Stull also shared with Breitbart Texas his view of the combination of factors that led to Velez’s conviction, calling it “a complete system failure” that led to an innocent man being sent to death row. “The defense lawyers, who were supposed to defend him, fell down on the job. The prosecutors, who took an oath to do justice, committed misconduct. The science, that was supposed to inform the jury, was based on false premises and ignored evidence of innocence. The judge, who was supposed to preside over a fair trial, committed errors and then was sent to prison for taking bribes in other cases.”

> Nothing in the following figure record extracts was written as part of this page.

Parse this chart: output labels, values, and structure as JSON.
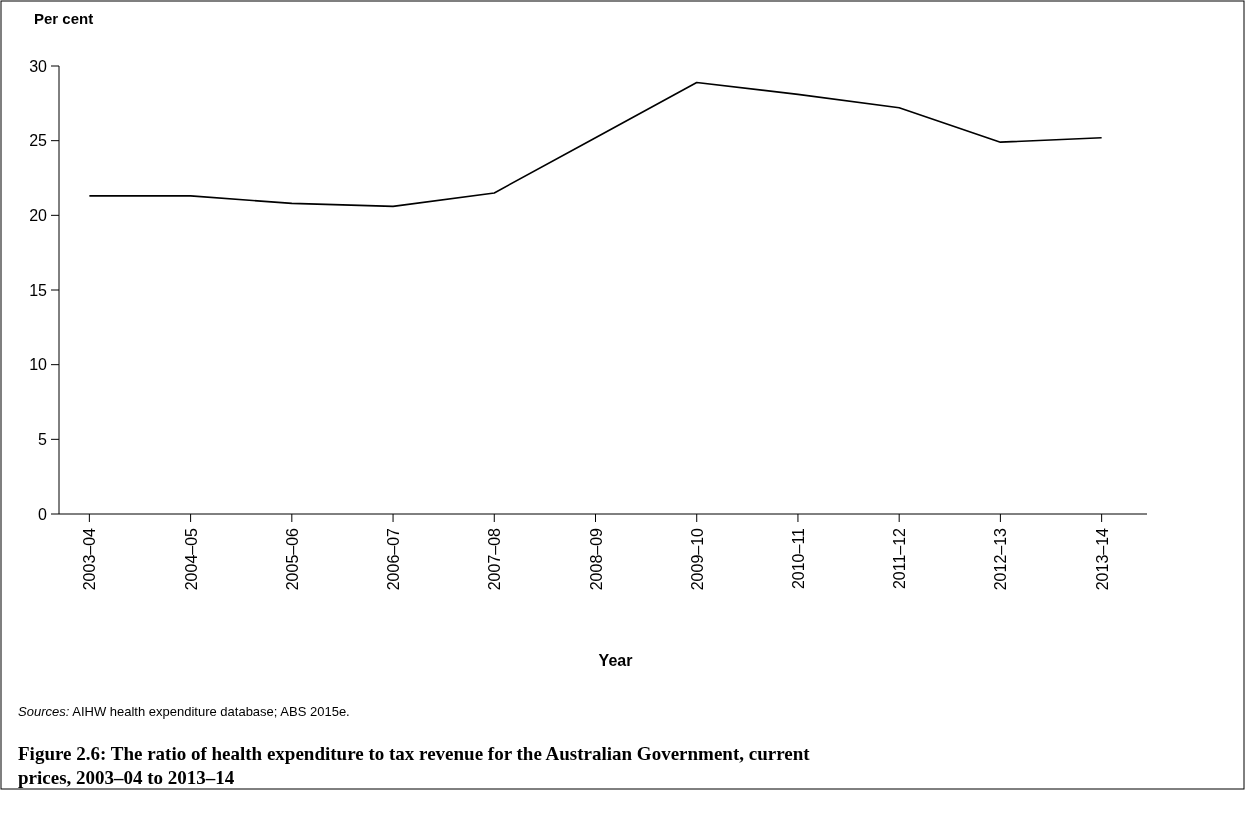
{
  "chart_data": {
    "type": "line",
    "title": "Figure 2.6: The ratio of health expenditure to tax revenue for the Australian Government, current prices, 2003–04 to 2013–14",
    "xlabel": "Year",
    "ylabel": "Per cent",
    "annotations": [
      "Sources: AIHW health expenditure database; ABS 2015e."
    ],
    "categories": [
      "2003–04",
      "2004–05",
      "2005–06",
      "2006–07",
      "2007–08",
      "2008–09",
      "2009–10",
      "2010–11",
      "2011–12",
      "2012–13",
      "2013–14"
    ],
    "series": [
      {
        "color": "#000000",
        "values": [
          21.3,
          21.3,
          20.8,
          20.6,
          21.5,
          25.2,
          28.9,
          28.1,
          27.2,
          24.9,
          25.2
        ]
      }
    ],
    "ylim": [
      0,
      30
    ],
    "yticks": [
      0,
      5,
      10,
      15,
      20,
      25,
      30
    ],
    "line_style": "solid"
  }
}
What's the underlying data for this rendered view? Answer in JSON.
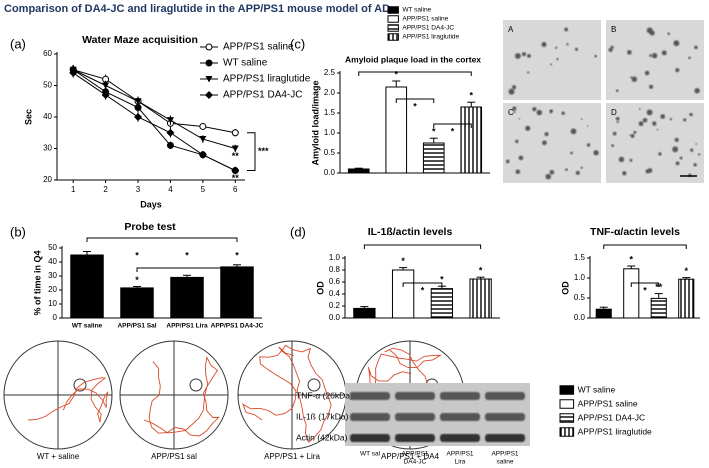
{
  "figure_title": "Comparison of DA4-JC and liraglutide in the APP/PS1 mouse model of AD",
  "panels": [
    "(a)",
    "(b)",
    "(c)",
    "(d)"
  ],
  "chart_data": [
    {
      "type": "line",
      "title": "Water Maze acquisition",
      "xlabel": "Days",
      "ylabel": "Sec",
      "x": [
        1,
        2,
        3,
        4,
        5,
        6
      ],
      "xlim": [
        0.5,
        6.3
      ],
      "xticks": [
        1,
        2,
        3,
        4,
        5,
        6
      ],
      "ylim": [
        20,
        60
      ],
      "yticks": [
        20,
        30,
        40,
        50,
        60
      ],
      "bracket_label": "***",
      "series": [
        {
          "name": "APP/PS1 saline",
          "color": "#000000",
          "marker": "open-circle",
          "values": [
            55,
            52,
            45,
            38,
            37,
            35
          ],
          "errors": [
            1.5,
            1.5,
            1.5,
            1.5,
            1,
            1.2
          ]
        },
        {
          "name": "WT saline",
          "color": "#000000",
          "marker": "circle",
          "values": [
            55,
            48,
            43,
            31,
            28,
            23
          ],
          "errors": [
            1.5,
            1.5,
            1.5,
            1.2,
            1,
            1
          ]
        },
        {
          "name": "APP/PS1 liraglutide",
          "color": "#000000",
          "marker": "triangle-down",
          "values": [
            55,
            50,
            45,
            39,
            33,
            30
          ],
          "errors": [
            1.5,
            1.5,
            1.5,
            1.5,
            1.2,
            1.2
          ],
          "point_labels": [
            null,
            null,
            null,
            null,
            null,
            "**"
          ]
        },
        {
          "name": "APP/PS1 DA4-JC",
          "color": "#000000",
          "marker": "diamond",
          "values": [
            54,
            47,
            40,
            35,
            28,
            23
          ],
          "errors": [
            1.5,
            1.5,
            1.5,
            1.5,
            1.2,
            1
          ],
          "point_labels": [
            null,
            null,
            null,
            null,
            null,
            "**"
          ]
        }
      ]
    },
    {
      "type": "bar",
      "title": "Probe test",
      "ylabel": "% of time in Q4",
      "categories": [
        "WT saline",
        "APP/PS1 Sal",
        "APP/PS1 Lira",
        "APP/PS1 DA4-JC"
      ],
      "values": [
        45,
        21.5,
        29,
        36.5
      ],
      "errors": [
        2.5,
        1,
        1.5,
        1.5
      ],
      "color": "#000000",
      "ylim": [
        0,
        50
      ],
      "yticks": [
        0,
        10,
        20,
        30,
        40,
        50
      ],
      "significance": [
        null,
        "*",
        null,
        null
      ],
      "bracket_labels": [
        "*",
        "*",
        "*"
      ]
    },
    {
      "type": "bar",
      "title": "Amyloid plaque load in the cortex",
      "ylabel": "Amyloid load/image",
      "ylim": [
        0,
        2.5
      ],
      "yticks": [
        {
          "value": 0,
          "label": "0.0"
        },
        {
          "value": 0.5,
          "label": "0.5"
        },
        {
          "value": 1,
          "label": "1.0"
        },
        {
          "value": 1.5,
          "label": "1.5"
        },
        {
          "value": 2,
          "label": "2.0"
        },
        {
          "value": 2.5,
          "label": "2.5"
        }
      ],
      "series": [
        {
          "name": "WT saline",
          "pattern": "solid",
          "color": "#000000",
          "values": [
            0.1
          ],
          "errors": [
            0.02
          ]
        },
        {
          "name": "APP/PS1 saline",
          "pattern": "open",
          "color": "#000000",
          "values": [
            2.15
          ],
          "errors": [
            0.15
          ]
        },
        {
          "name": "APP/PS1 DA4-JC",
          "pattern": "hlines",
          "color": "#000000",
          "values": [
            0.75
          ],
          "errors": [
            0.12
          ]
        },
        {
          "name": "APP/PS1 liraglutide",
          "pattern": "vlines",
          "color": "#000000",
          "values": [
            1.65
          ],
          "errors": [
            0.12
          ]
        }
      ],
      "significance": [
        "*",
        "*",
        "*"
      ],
      "bracket_labels": [
        "*",
        "*"
      ]
    },
    {
      "type": "bar",
      "title": "IL-1ß/actin levels",
      "ylabel": "OD",
      "ylim": [
        0,
        1
      ],
      "yticks": [
        {
          "value": 0,
          "label": "0.0"
        },
        0.2,
        0.4,
        0.6,
        0.8,
        {
          "value": 1,
          "label": "1.0"
        }
      ],
      "series": [
        {
          "name": "WT saline",
          "pattern": "solid",
          "color": "#000000",
          "values": [
            0.16
          ],
          "errors": [
            0.03
          ]
        },
        {
          "name": "APP/PS1 saline",
          "pattern": "open",
          "color": "#000000",
          "values": [
            0.8
          ],
          "errors": [
            0.04
          ]
        },
        {
          "name": "APP/PS1 DA4-JC",
          "pattern": "hlines",
          "color": "#000000",
          "values": [
            0.49
          ],
          "errors": [
            0.04
          ]
        },
        {
          "name": "APP/PS1 liraglutide",
          "pattern": "vlines",
          "color": "#000000",
          "values": [
            0.65
          ],
          "errors": [
            0.03
          ]
        }
      ],
      "significance": [
        "*",
        "*",
        "*"
      ],
      "bracket_labels": [
        "*"
      ]
    },
    {
      "type": "bar",
      "title": "TNF-α/actin levels",
      "ylabel": "OD",
      "ylim": [
        0,
        1.5
      ],
      "yticks": [
        {
          "value": 0,
          "label": "0.0"
        },
        0.5,
        {
          "value": 1,
          "label": "1.0"
        },
        1.5
      ],
      "series": [
        {
          "pattern": "solid",
          "color": "#000000",
          "values": [
            0.22
          ],
          "errors": [
            0.05
          ]
        },
        {
          "pattern": "open",
          "color": "#000000",
          "values": [
            1.23
          ],
          "errors": [
            0.07
          ]
        },
        {
          "pattern": "hlines",
          "color": "#000000",
          "values": [
            0.49
          ],
          "errors": [
            0.12
          ]
        },
        {
          "pattern": "vlines",
          "color": "#000000",
          "values": [
            0.97
          ],
          "errors": [
            0.04
          ]
        }
      ],
      "significance": [
        "*",
        "**",
        "*"
      ],
      "bracket_labels": [
        "*"
      ]
    }
  ],
  "micrographs": {
    "labels": [
      "A",
      "B",
      "C",
      "D"
    ]
  },
  "swim_paths": {
    "labels": [
      "WT + saline",
      "APP/PS1 sal",
      "APP/PS1 + Lira",
      "APP/PS1 + DA4"
    ]
  },
  "western_blot": {
    "bands": [
      "TNF-α (26kDa)",
      "IL-1ß (17kDa)",
      "Actin (42kDa)"
    ],
    "lanes": [
      [
        "WT sal"
      ],
      [
        "APP/PS1",
        "DA4-JC"
      ],
      [
        "APP/PS1",
        "Lira"
      ],
      [
        "APP/PS1",
        "saline"
      ]
    ]
  }
}
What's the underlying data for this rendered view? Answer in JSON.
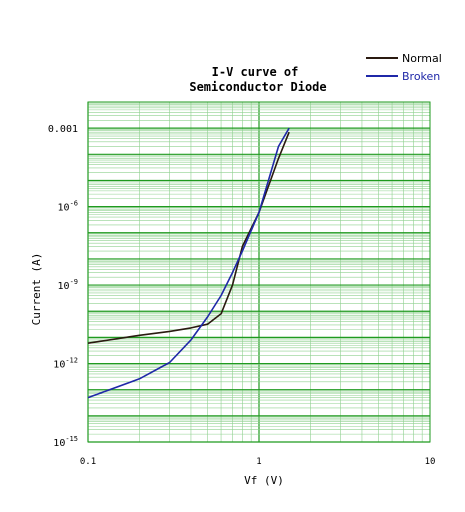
{
  "chart_data": {
    "type": "line",
    "title": [
      "I-V curve of",
      "Semiconductor Diode"
    ],
    "xlabel": "Vf (V)",
    "ylabel": "Current (A)",
    "xscale": "log",
    "yscale": "log",
    "xlim": [
      0.1,
      10
    ],
    "ylim": [
      1e-15,
      0.01
    ],
    "xticks": [
      {
        "value": 0.1,
        "label": "0.1"
      },
      {
        "value": 1,
        "label": "1"
      },
      {
        "value": 10,
        "label": "10"
      }
    ],
    "yticks": [
      {
        "value": 1e-15,
        "base": "10",
        "exp": "-15"
      },
      {
        "value": 1e-12,
        "base": "10",
        "exp": "-12"
      },
      {
        "value": 1e-09,
        "base": "10",
        "exp": "-9"
      },
      {
        "value": 1e-06,
        "base": "10",
        "exp": "-6"
      },
      {
        "value": 0.001,
        "base": "0.001",
        "exp": ""
      }
    ],
    "grid": true,
    "legend_position": "top-right",
    "series": [
      {
        "name": "Normal",
        "color": "#2a1a10",
        "points": [
          [
            0.1,
            6e-12
          ],
          [
            0.2,
            1.2e-11
          ],
          [
            0.3,
            1.7e-11
          ],
          [
            0.4,
            2.3e-11
          ],
          [
            0.5,
            3.2e-11
          ],
          [
            0.6,
            8e-11
          ],
          [
            0.7,
            1e-09
          ],
          [
            0.8,
            3e-08
          ],
          [
            1.0,
            6e-07
          ],
          [
            1.3,
            7e-05
          ],
          [
            1.5,
            0.0007
          ]
        ]
      },
      {
        "name": "Broken",
        "color": "#1f28a8",
        "points": [
          [
            0.1,
            5e-14
          ],
          [
            0.2,
            2.6e-13
          ],
          [
            0.3,
            1.1e-12
          ],
          [
            0.4,
            8e-12
          ],
          [
            0.5,
            6e-11
          ],
          [
            0.6,
            4e-10
          ],
          [
            0.7,
            3e-09
          ],
          [
            0.8,
            2e-08
          ],
          [
            1.0,
            6e-07
          ],
          [
            1.3,
            0.0002
          ],
          [
            1.5,
            0.001
          ]
        ]
      }
    ]
  },
  "colors": {
    "background": "#ffffff",
    "plot_background": "#ffffff",
    "grid_major": "#1f9a1f",
    "grid_minor": "#8fd08f",
    "axis_text": "#000000"
  }
}
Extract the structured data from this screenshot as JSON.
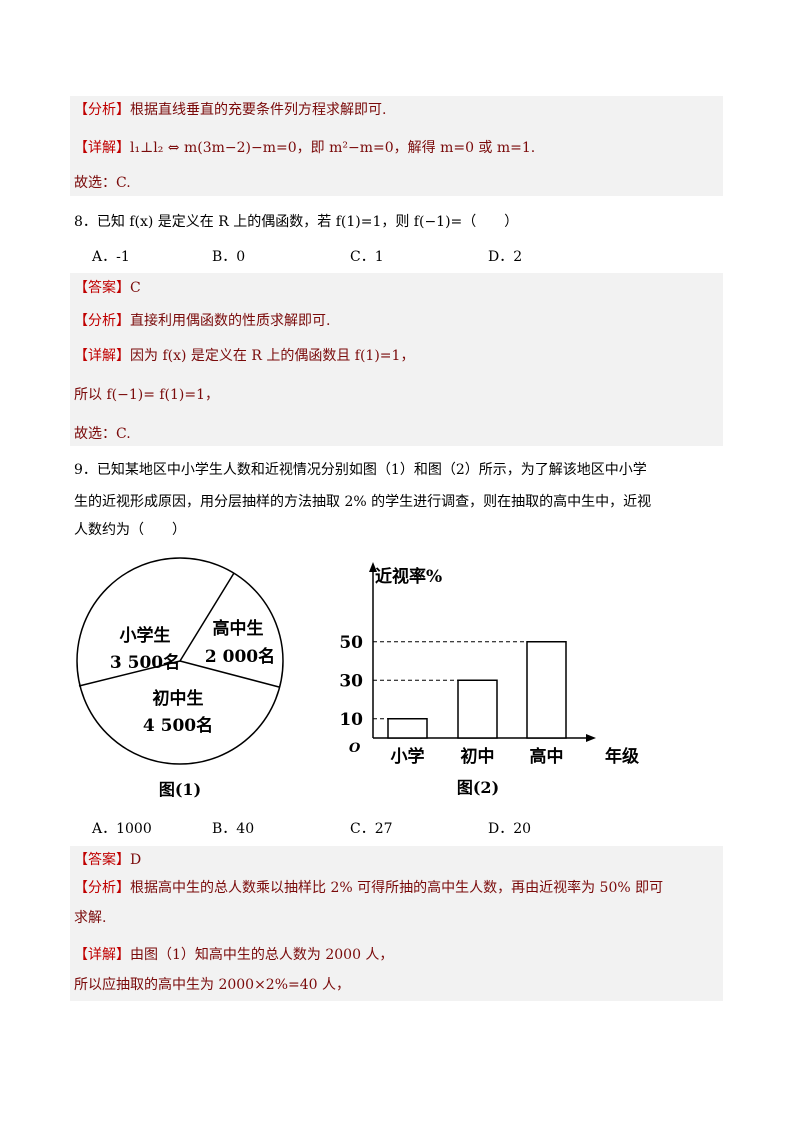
{
  "q7_solution": {
    "analysis_tag": "【分析】",
    "analysis": "根据直线垂直的充要条件列方程求解即可.",
    "detail_tag": "【详解】",
    "detail": "l₁⊥l₂ ⇔ m(3m−2)−m=0，即 m²−m=0，解得 m=0 或 m=1.",
    "choice": "故选：C."
  },
  "q8": {
    "stem": "8．已知 f(x) 是定义在 R 上的偶函数，若 f(1)=1，则 f(−1)=（　　）",
    "options": [
      "A．-1",
      "B．0",
      "C．1",
      "D．2"
    ],
    "answer_tag": "【答案】",
    "answer": "C",
    "analysis_tag": "【分析】",
    "analysis": "直接利用偶函数的性质求解即可.",
    "detail_tag": "【详解】",
    "detail": "因为 f(x) 是定义在 R 上的偶函数且 f(1)=1，",
    "detail2": "所以 f(−1)= f(1)=1，",
    "choice": "故选：C."
  },
  "q9": {
    "stem_lines": [
      "9．已知某地区中小学生人数和近视情况分别如图（1）和图（2）所示，为了解该地区中小学",
      "生的近视形成原因，用分层抽样的方法抽取 2% 的学生进行调查，则在抽取的高中生中，近视",
      "人数约为（　　）"
    ],
    "figure1": {
      "caption": "图(1)",
      "slices": [
        {
          "name": "小学生",
          "count": "3 500名",
          "value": 3500
        },
        {
          "name": "高中生",
          "count": "2 000名",
          "value": 2000
        },
        {
          "name": "初中生",
          "count": "4 500名",
          "value": 4500
        }
      ]
    },
    "figure2": {
      "caption": "图(2)",
      "ylabel": "近视率%",
      "xlabel": "年级",
      "origin": "O",
      "categories": [
        "小学",
        "初中",
        "高中"
      ],
      "values": [
        10,
        30,
        50
      ],
      "yticks": [
        "10",
        "30",
        "50"
      ]
    },
    "options": [
      "A．1000",
      "B．40",
      "C．27",
      "D．20"
    ],
    "answer_tag": "【答案】",
    "answer": "D",
    "analysis_tag": "【分析】",
    "analysis": "根据高中生的总人数乘以抽样比 2% 可得所抽的高中生人数，再由近视率为 50% 即可",
    "analysis2": "求解.",
    "detail_tag": "【详解】",
    "detail": "由图（1）知高中生的总人数为 2000 人，",
    "detail2": "所以应抽取的高中生为 2000×2%=40 人，"
  },
  "colors": {
    "answer_text": "#7a0a0a",
    "bracket": "#c00000",
    "shade": "#f2f2f2"
  }
}
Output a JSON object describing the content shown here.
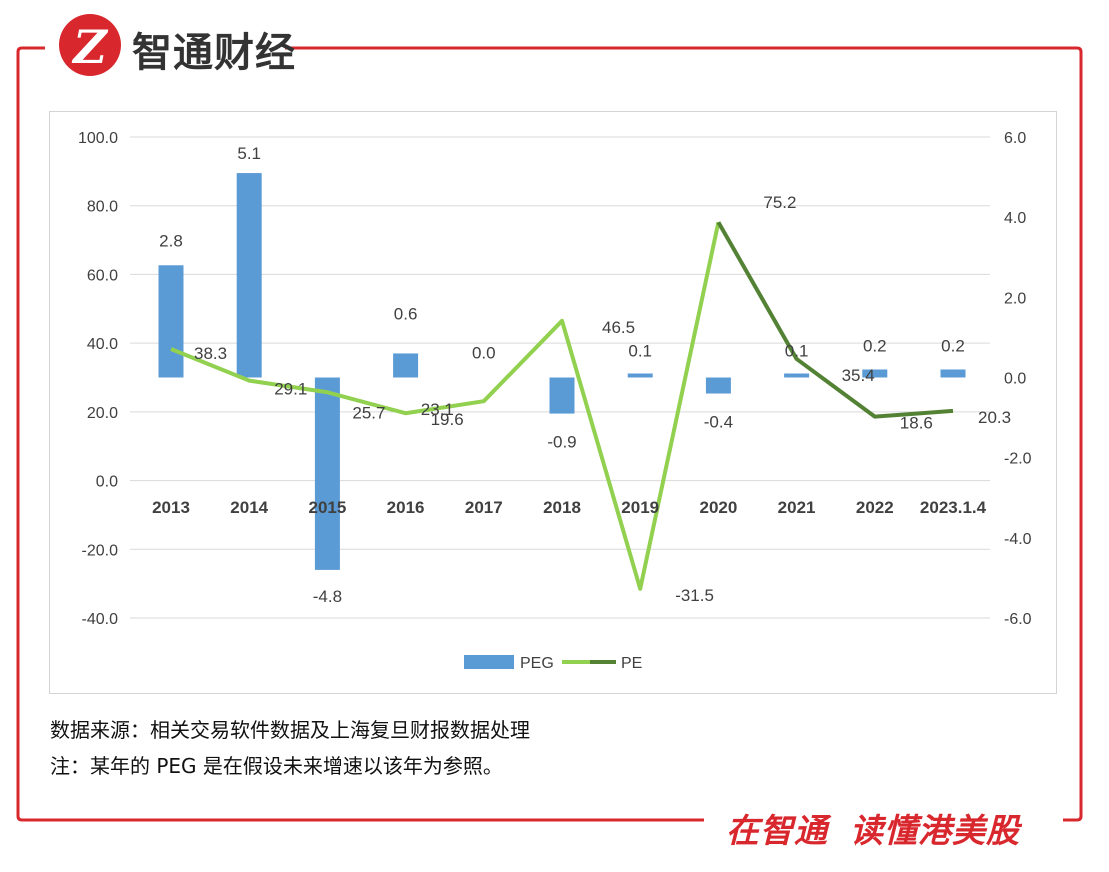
{
  "brand": {
    "logo_letter": "Z",
    "name": "智通财经",
    "slogan_part1": "在智通",
    "slogan_part2": "读懂港美股",
    "accent": "#d9272e"
  },
  "notes": {
    "source": "数据来源：相关交易软件数据及上海复旦财报数据处理",
    "note": "注：某年的 PEG 是在假设未来增速以该年为参照。"
  },
  "chart_data": {
    "type": "bar+line",
    "categories": [
      "2013",
      "2014",
      "2015",
      "2016",
      "2017",
      "2018",
      "2019",
      "2020",
      "2021",
      "2022",
      "2023.1.4"
    ],
    "left_axis": {
      "min": -40,
      "max": 100,
      "step": 20,
      "ticks": [
        "100.0",
        "80.0",
        "60.0",
        "40.0",
        "20.0",
        "0.0",
        "-20.0",
        "-40.0"
      ]
    },
    "right_axis": {
      "min": -6,
      "max": 6,
      "step": 2,
      "ticks": [
        "6.0",
        "4.0",
        "2.0",
        "0.0",
        "-2.0",
        "-4.0",
        "-6.0"
      ]
    },
    "series": [
      {
        "name": "PEG",
        "type": "bar",
        "axis": "right",
        "color": "#5b9bd5",
        "values": [
          2.8,
          5.1,
          -4.8,
          0.6,
          0.0,
          -0.9,
          0.1,
          -0.4,
          0.1,
          0.2,
          0.2
        ],
        "labels": [
          "2.8",
          "5.1",
          "-4.8",
          "0.6",
          "0.0",
          "-0.9",
          "0.1",
          "-0.4",
          "0.1",
          "0.2",
          "0.2"
        ]
      },
      {
        "name": "PE",
        "type": "line",
        "axis": "left",
        "color": "#92d050",
        "color_recent": "#548235",
        "values": [
          38.3,
          29.1,
          25.7,
          19.6,
          23.1,
          46.5,
          -31.5,
          75.2,
          35.4,
          18.6,
          20.3
        ],
        "labels": [
          "38.3",
          "29.1",
          "25.7",
          "19.6",
          "23.1",
          "46.5",
          "-31.5",
          "75.2",
          "35.4",
          "18.6",
          "20.3"
        ]
      }
    ],
    "grid": "horizontal",
    "legend": "bottom-center"
  }
}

Even worse, added Stull, was that it was a “complete fluke” that Velez was able to get “an army of lawyers” from the two firms and the ACLU to work on his case, a benefit that many indigent defendants never get. Had Professor Levin not noticed the case, and the lawyers not had the resources to work pro bono on Velez’s case, he would likely still be sitting on death row.
Because Velez did plead guilty to a crime as part of plea deal for his release, he leaves prison today with a criminal record and will have to report to a parole officer, among other restrictions. Stull told Breitbart Texas that he did not yet know whether they would seek to appeal to the governor for clemency or other relief. Today, however, Velez is focused on his happiness at being reunited with his family, especially his elderly parents and children. While in prison, Velez feared that he would be put to death before he could prove his innocence and would never see them again as a free man, and now he is heading for, as Stull described in his blog post, “one joyous reunion.”